Progresso incremental ou rutura?
Há muito a dizer em favor do progresso1 incremental, orgânico e sem grandes ruturas, seja nas pessoas, seja na sociedade2. Para começar, as mudanças graduais reduzem a resistência, o medo3 e a sobrecarga, facilitando a aceitação e a adoção de novas estruturas, regulamentos e comportamentos. Depois, sucesso em pequenos passos aumenta a confiança4 e a motivação5. Finalmente, a neurociência tem-nos fornecido abundante evidência de que a nossa plasticidade cerebral adapta-se melhor a pequenas e repetidas alterações do que a mudanças súbitas e extremas6.
Assim se compreendem os enormes progressos que a nossa sociedade e economia têm registado de forma contínua ao longo dos últimos 30 anos — especialmente quando comparados com o caos7 social e a estagnação económica durante a revolução cavaquista. Sem provocar ruturas bruscas, os sucessivos governos desde o dr. Guterres — com exceção dos de Passos Coelho — raramente deixaram passar uma semana sem lançar uma nova iniciativa, projeto, medida, plano estratégico ou incentivo. Passo a passo, mas com consistência, essas ações têm vindo a melhorar não apenas os serviços públicos — dos transportes à saúde — como também a produtividade e a competitividade da nossa economia (que não dependem apenas, nem principalmente, do setor privado!). Além disso, têm reforçado a equidade e a inclusão social: pode-se dizer, com alguma justiça, que em Portugal não existe uma casta política fechada e inacessível ao cidadão comum, dada a mobilidade8 constante entre a cidadania e a vida política no nosso país.
Assim, é natural e compreensível que o desenvolvimento ideológico — se assim o podemos chamar — do ps/d e dos seus governos ao longo dos últimos 20 anos, em direção a políticas progressivamente mais estatistas, reguladoras, distribucionistas e woke, também tenha ocorrido de forma gradual. Mesmo após o terramoto eleitoral de 18 de maio, tudo indica que devemos esperar apenas pequenas correções e mudanças incrementais — tanto na orientação estratégica da ala socrática do ps/d como nas políticas do governo liderado pela ala montenegrina do partido.
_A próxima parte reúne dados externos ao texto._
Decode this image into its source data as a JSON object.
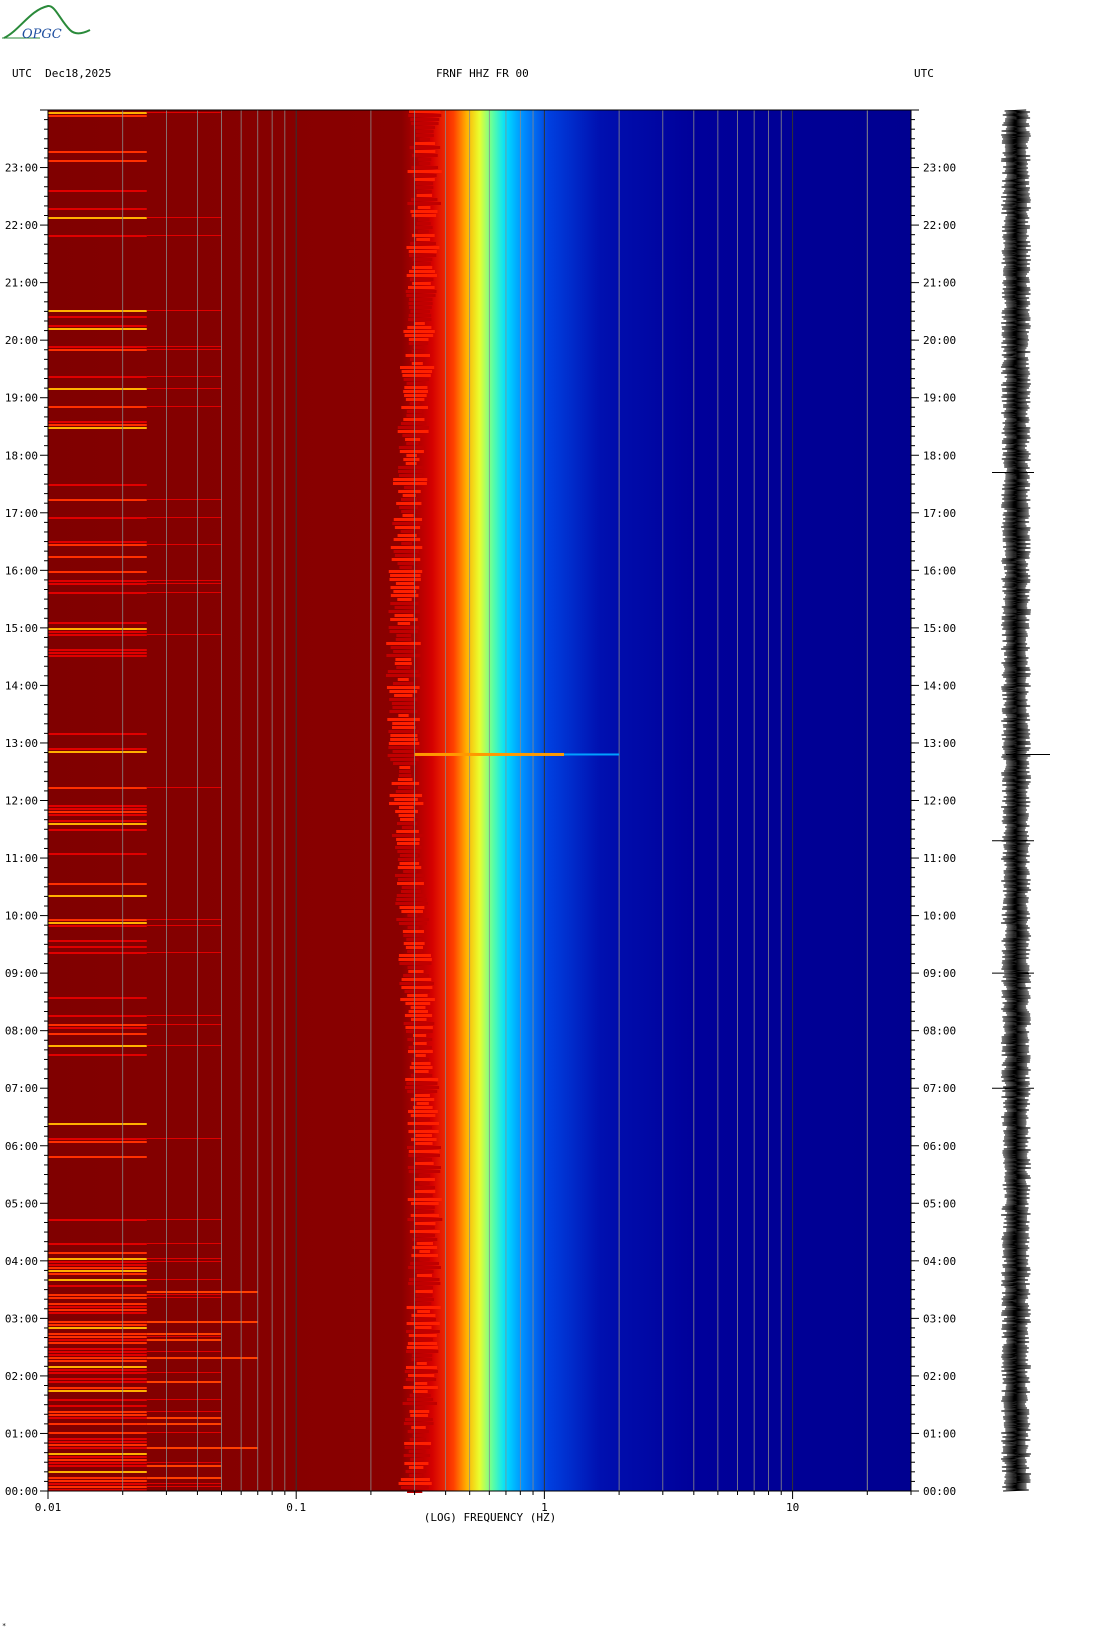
{
  "header": {
    "logo_text": "OPGC",
    "left_label": "UTC  Dec18,2025",
    "center_label": "FRNF HHZ FR 00",
    "right_label": "UTC"
  },
  "footer": {
    "corner_mark": "*"
  },
  "colors": {
    "background_low_freq": "#800000",
    "background_high_freq": "#00008f",
    "event_color": "#ff9900",
    "logo_color": "#2a8a3a"
  },
  "chart_data": {
    "type": "heatmap",
    "title": "FRNF HHZ FR 00",
    "xlabel": "(LOG) FREQUENCY (HZ)",
    "x_scale": "log",
    "xlim": [
      0.01,
      30
    ],
    "x_tick_labels": [
      {
        "value": 0.01,
        "label": "0.01"
      },
      {
        "value": 0.1,
        "label": "0.1"
      },
      {
        "value": 1,
        "label": "1"
      },
      {
        "value": 10,
        "label": "10"
      }
    ],
    "y_unit": "UTC hour",
    "ylim": [
      0,
      24
    ],
    "y_tick_labels": [
      "00:00",
      "01:00",
      "02:00",
      "03:00",
      "04:00",
      "05:00",
      "06:00",
      "07:00",
      "08:00",
      "09:00",
      "10:00",
      "11:00",
      "12:00",
      "13:00",
      "14:00",
      "15:00",
      "16:00",
      "17:00",
      "18:00",
      "19:00",
      "20:00",
      "21:00",
      "22:00",
      "23:00"
    ],
    "colormap": "jet",
    "spectral_boundary_hz": {
      "red_to_yellow": 0.35,
      "cyan": 0.45,
      "to_blue": 0.6
    },
    "notable_events": [
      {
        "time_utc": "12:48",
        "max_freq_hz": 2.0
      }
    ],
    "seismogram_trace": "right"
  }
}
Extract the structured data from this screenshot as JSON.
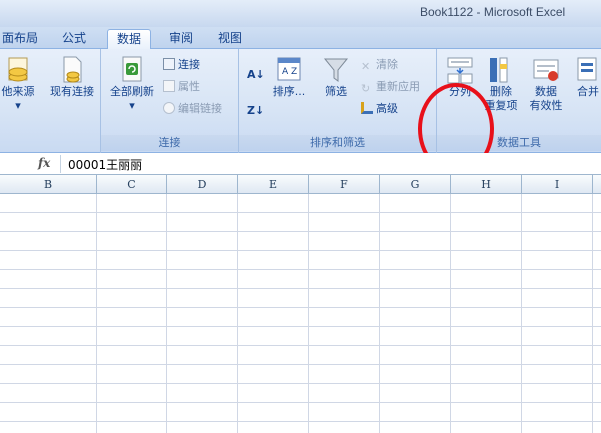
{
  "window": {
    "title": "Book1122 - Microsoft Excel"
  },
  "tabs": [
    {
      "label": "面布局",
      "active": false
    },
    {
      "label": "公式",
      "active": false
    },
    {
      "label": "数据",
      "active": true
    },
    {
      "label": "审阅",
      "active": false
    },
    {
      "label": "视图",
      "active": false
    }
  ],
  "ribbon": {
    "get_external": {
      "other_sources": "他来源",
      "existing_connections": "现有连接"
    },
    "connections": {
      "refresh_all": "全部刷新",
      "connections": "连接",
      "properties": "属性",
      "edit_links": "编辑链接",
      "group_label": "连接"
    },
    "sort_filter": {
      "sort": "排序...",
      "filter": "筛选",
      "clear": "清除",
      "reapply": "重新应用",
      "advanced": "高级",
      "group_label": "排序和筛选"
    },
    "data_tools": {
      "text_to_columns": "分列",
      "remove_duplicates_1": "删除",
      "remove_duplicates_2": "重复项",
      "data_validation_1": "数据",
      "data_validation_2": "有效性",
      "consolidate": "合并",
      "group_label": "数据工具"
    }
  },
  "formula_bar": {
    "fx": "fx",
    "value": "00001王丽丽"
  },
  "columns": [
    "B",
    "C",
    "D",
    "E",
    "F",
    "G",
    "H",
    "I"
  ],
  "colors": {
    "annotation": "#e8101a",
    "ribbon": "#d7e4f5",
    "accent": "#15428b"
  }
}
Apesar de um pequeno número de extremistas clamar por reformas mais radicais, a sabedoria dessa moderação por parte dos nossos responsáveis políticos, e a sua aversão a reformas bruscas e radicais, poderá ser melhor apreciada à luz de uma estória tradicional recentemente importada do país do sol nascente:
“Era uma vez, nos domínios de Matsudaira Yoristune [松平頼常, 1652—1704], na província de Sanuki, um jovem de estirpe ilustre e educação literária primorosa, cujo maior deleite, senão única vocação, era a contemplação líquida de uma tigela de saké. Dono de maneiras gentis e de uma aparência que não desmereceria os salões da capital, tinha contudo sua alma escravizada ao cálice tirano, a ponto de se ter tornado — não sem certa glória trágica — num devoto da embriaguez.
“Era, pois, um ébrio. Um bêbado de profissão e de convicção — como quem escolhe a embriaguez não por fraqueza, mas por ideologia. Um beberrão entusiasmado,........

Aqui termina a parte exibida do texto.